There is definitely opportunity for the top players. Horschel realizes he could accomplish two firsts in winning or finishing high enough at the DP World Championship, Dubai, which ends on Sunday, to claim the Race to Dubai. In addition to being the first American to win the European Tour’s season-long title, he could be just the second player to win both the Race to Dubai and the FedEx Cup, the PGA Tour’s equivalent.
Yet Horschel, 34, who lives in Ponte Vedra Beach, Fla., where the PGA Tour is based, said he grew up watching tournaments like the BMW PGA Championship on the European Tour early in the day and then being inspired to play afterward. He has a growing fan base in Europe and said he hoped to play five to seven tournaments on the European Tour each year.

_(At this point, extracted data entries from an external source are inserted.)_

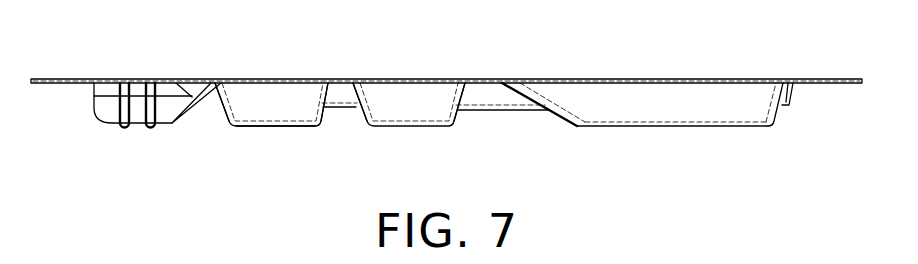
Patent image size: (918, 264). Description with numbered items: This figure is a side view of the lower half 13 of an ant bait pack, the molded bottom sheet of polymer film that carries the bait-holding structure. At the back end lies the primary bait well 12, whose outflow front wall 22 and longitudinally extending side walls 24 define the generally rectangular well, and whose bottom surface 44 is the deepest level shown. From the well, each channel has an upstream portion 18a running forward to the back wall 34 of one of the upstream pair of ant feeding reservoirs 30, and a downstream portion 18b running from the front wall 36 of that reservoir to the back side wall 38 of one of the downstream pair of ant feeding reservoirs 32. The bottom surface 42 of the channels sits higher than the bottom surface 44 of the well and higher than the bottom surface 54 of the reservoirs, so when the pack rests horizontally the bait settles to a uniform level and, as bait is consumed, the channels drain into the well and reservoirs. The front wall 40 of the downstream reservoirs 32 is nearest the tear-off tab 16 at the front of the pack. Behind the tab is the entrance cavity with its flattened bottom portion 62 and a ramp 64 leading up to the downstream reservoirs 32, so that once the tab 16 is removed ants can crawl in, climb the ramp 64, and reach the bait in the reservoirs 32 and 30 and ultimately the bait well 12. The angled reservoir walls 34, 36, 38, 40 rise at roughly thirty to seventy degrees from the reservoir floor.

The primary bait well 12 is at (642, 119).
The lower half 13 is at (819, 96).
The tear-off tab 16 is at (94, 97).
The upstream portion of channel 18a is at (502, 90).
The downstream portion of channel 18b is at (344, 92).
The outflow front wall 22 is at (545, 107).
The side wall 24 is at (728, 110).
The upstream pair of ant feeding reservoirs 30 is at (401, 112).
The downstream pair of ant feeding reservoirs 32 is at (263, 110).
The back wall 34 is at (449, 94).
The front wall 36 is at (368, 97).
The back side wall 38 is at (325, 102).
The front wall 40 is at (222, 95).
The bottom surface of channel 42 is at (510, 111).
The bottom surface of bait storage well 44 is at (674, 126).
The bottom surface of reservoirs 54 is at (277, 128).
The flattened bottom portion 62 is at (157, 127).
The ramp 64 is at (196, 103).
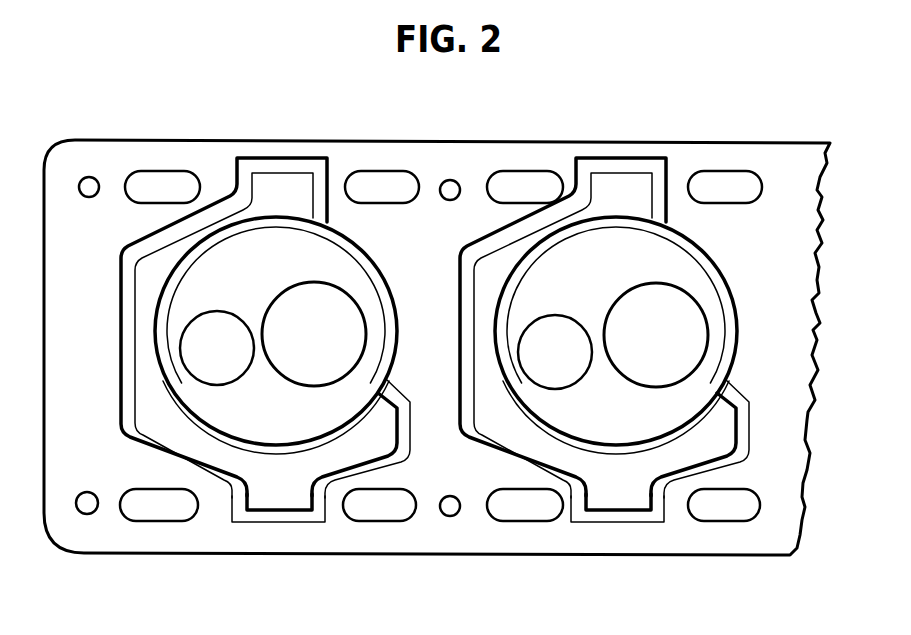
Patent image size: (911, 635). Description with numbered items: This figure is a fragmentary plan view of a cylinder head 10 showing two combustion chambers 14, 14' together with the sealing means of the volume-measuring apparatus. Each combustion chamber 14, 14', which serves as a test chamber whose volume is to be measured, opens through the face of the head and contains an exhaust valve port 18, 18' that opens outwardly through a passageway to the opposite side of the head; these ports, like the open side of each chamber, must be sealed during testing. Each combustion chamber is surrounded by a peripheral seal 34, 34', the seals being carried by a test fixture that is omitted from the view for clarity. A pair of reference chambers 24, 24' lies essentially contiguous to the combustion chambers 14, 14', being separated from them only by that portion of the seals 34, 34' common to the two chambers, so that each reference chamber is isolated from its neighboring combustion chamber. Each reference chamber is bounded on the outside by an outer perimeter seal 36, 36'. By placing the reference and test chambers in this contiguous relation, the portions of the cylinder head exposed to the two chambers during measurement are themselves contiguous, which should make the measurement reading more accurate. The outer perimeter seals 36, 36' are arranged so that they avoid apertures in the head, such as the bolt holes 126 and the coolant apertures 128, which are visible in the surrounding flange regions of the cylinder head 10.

The cylinder head 10 is at (565, 542).
The combustion chamber 14 is at (299, 322).
The combustion chamber 14' is at (639, 327).
The exhaust valve port 18 is at (217, 348).
The exhaust valve port 18' is at (555, 352).
The reference chamber 24 is at (236, 328).
The reference chamber 24' is at (593, 328).
The peripheral seal 34 is at (284, 335).
The peripheral seal 34' is at (638, 335).
The outer perimeter seal 36 is at (266, 552).
The outer perimeter seal 36' is at (635, 556).
The bolt holes 126 is at (82, 186).
The coolant apertures 128 is at (163, 171).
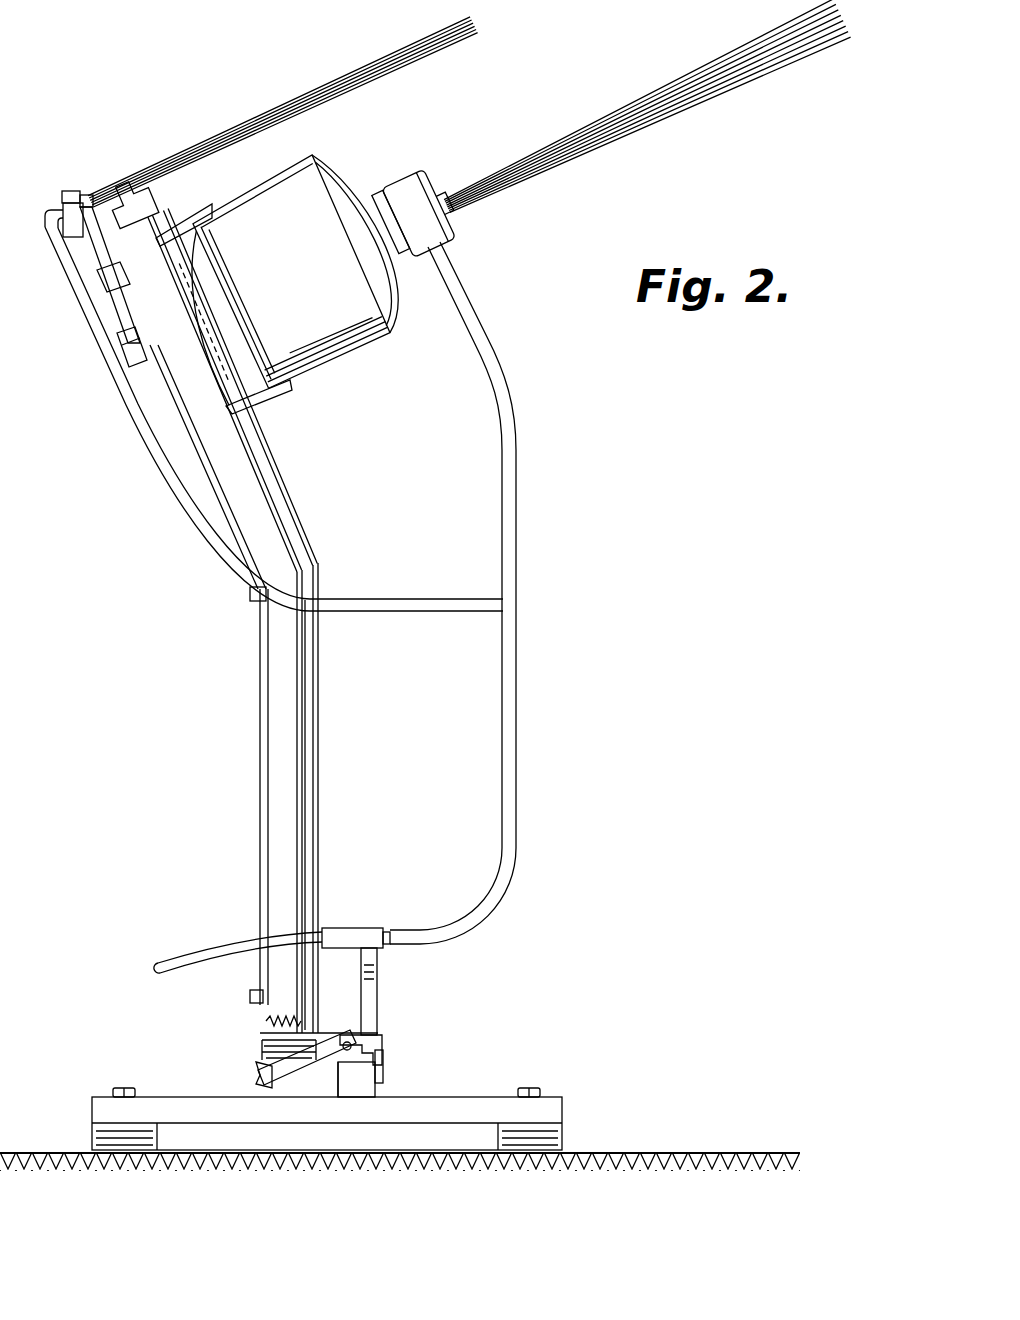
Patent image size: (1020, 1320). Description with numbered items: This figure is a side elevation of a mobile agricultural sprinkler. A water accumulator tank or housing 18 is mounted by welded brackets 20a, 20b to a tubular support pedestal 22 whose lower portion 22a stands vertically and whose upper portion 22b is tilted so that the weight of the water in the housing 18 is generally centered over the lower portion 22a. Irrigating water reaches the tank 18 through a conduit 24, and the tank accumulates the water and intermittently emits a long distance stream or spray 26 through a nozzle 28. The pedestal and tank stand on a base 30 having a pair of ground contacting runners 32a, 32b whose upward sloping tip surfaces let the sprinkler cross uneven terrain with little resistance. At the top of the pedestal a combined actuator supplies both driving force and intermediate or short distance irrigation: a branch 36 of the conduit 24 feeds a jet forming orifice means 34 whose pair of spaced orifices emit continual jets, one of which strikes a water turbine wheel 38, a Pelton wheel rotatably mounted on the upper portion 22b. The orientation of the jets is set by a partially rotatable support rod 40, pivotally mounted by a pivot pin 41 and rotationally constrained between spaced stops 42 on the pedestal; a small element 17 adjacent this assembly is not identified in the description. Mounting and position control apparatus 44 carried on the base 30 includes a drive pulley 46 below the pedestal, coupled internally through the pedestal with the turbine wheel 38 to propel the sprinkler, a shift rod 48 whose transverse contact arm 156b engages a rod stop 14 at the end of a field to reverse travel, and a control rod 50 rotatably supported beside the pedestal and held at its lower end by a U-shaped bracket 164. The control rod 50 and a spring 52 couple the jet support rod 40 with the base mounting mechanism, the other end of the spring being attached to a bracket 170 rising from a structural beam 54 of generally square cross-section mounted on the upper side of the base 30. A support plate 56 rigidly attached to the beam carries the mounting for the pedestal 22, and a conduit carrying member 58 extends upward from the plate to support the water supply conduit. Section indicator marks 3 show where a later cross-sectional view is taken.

The section line 3- 3 is at (129, 783).
The rod stop 14 is at (220, 313).
The hose coupling 17 is at (55, 184).
The water accumulator tank 18 is at (385, 338).
The welded bracket 20a is at (172, 222).
The welded bracket 20b is at (275, 398).
The tubular support pedestal 22 is at (336, 565).
The lower portion 22a is at (300, 762).
The upper portion 22b is at (292, 526).
The conduit 24 is at (480, 332).
The long distance stream 26 is at (710, 72).
The nozzle 28 is at (422, 190).
The base 30 is at (440, 1113).
The ground contacting runner 32a is at (535, 1145).
The ground contacting runner 32b is at (122, 1133).
The jet forming orifice means 34 is at (83, 186).
The branch 36 is at (172, 482).
The water turbine wheel 38 is at (113, 180).
The support rod 40 is at (100, 280).
The pivot pin 41 is at (115, 302).
The stops 42 is at (88, 247).
The mounting and position control apparatus 44 is at (402, 1087).
The drive pulley 46 is at (295, 1080).
The shift rod 48 is at (335, 1040).
The control rod 50 is at (260, 703).
The spring 52 is at (264, 1034).
The structural beam 54 is at (350, 1085).
The support plate 56 is at (373, 1052).
The conduit carrying member 58 is at (365, 950).
The transverse contact arm 156b is at (256, 1073).
The U-shaped bracket 164 is at (240, 990).
The bracket 170 is at (386, 1065).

Facilitating this is what the alliance between the two tours and the increased sponsorship from DP World would achieve. Each tournament under the DP World Tour will have at least a $2 million prize purse, while next year’s version of the season-ending DP World Championship will have a $10 million purse, up from about $9 million this year.
There will also be more cooperation so the elite players can play in each tour’s biggest events. “The thinking was how can we organize our respective schedules, so this is more planned out,” Anderson said. “If you organize these things, it’ll be better for both organizations and not be disruptive to the tours.
(Neither Pelley nor Anderson would comment on Greg Norman’s new Saudi-backed golf venture, LIV Golf Investments, which aims to create a premier golf league to lure the top players.)
Where the new focus on the big events is less thought out is on its impact on all the other golfers who are not ranked in the Top 50. Their path is not as clear as it once was. Younger American and European players had a system of working their way from the Korn Ferry and Challenge Tours to the PGA and European Tours. But the alliance and higher prize money from DP World could crowd them out.
One nod to that is both tours are sanctioning two lesser events next year, in the Barbasol Championship and the Barracuda Championship, giving playing opportunities to professionals who did not qualify for the Scottish or the British Opens that are held the same weeks.
“Today the different ways you make it to the PGA Tour are varied, and there isn’t a clear path to get there,” Anderson said. “We want to identify clear lanes for the players who ask, how do I progress in our sport and create options?”
For now, though, all eyes are on golf’s elite players to see who will win this year’s Race to Dubai.
“Collin and I have a chance to do something that hasn’t been done before,” Horschel said. “It’s going to be a tight race. You have a lot of great players who have the chance to win the Race to Dubai.”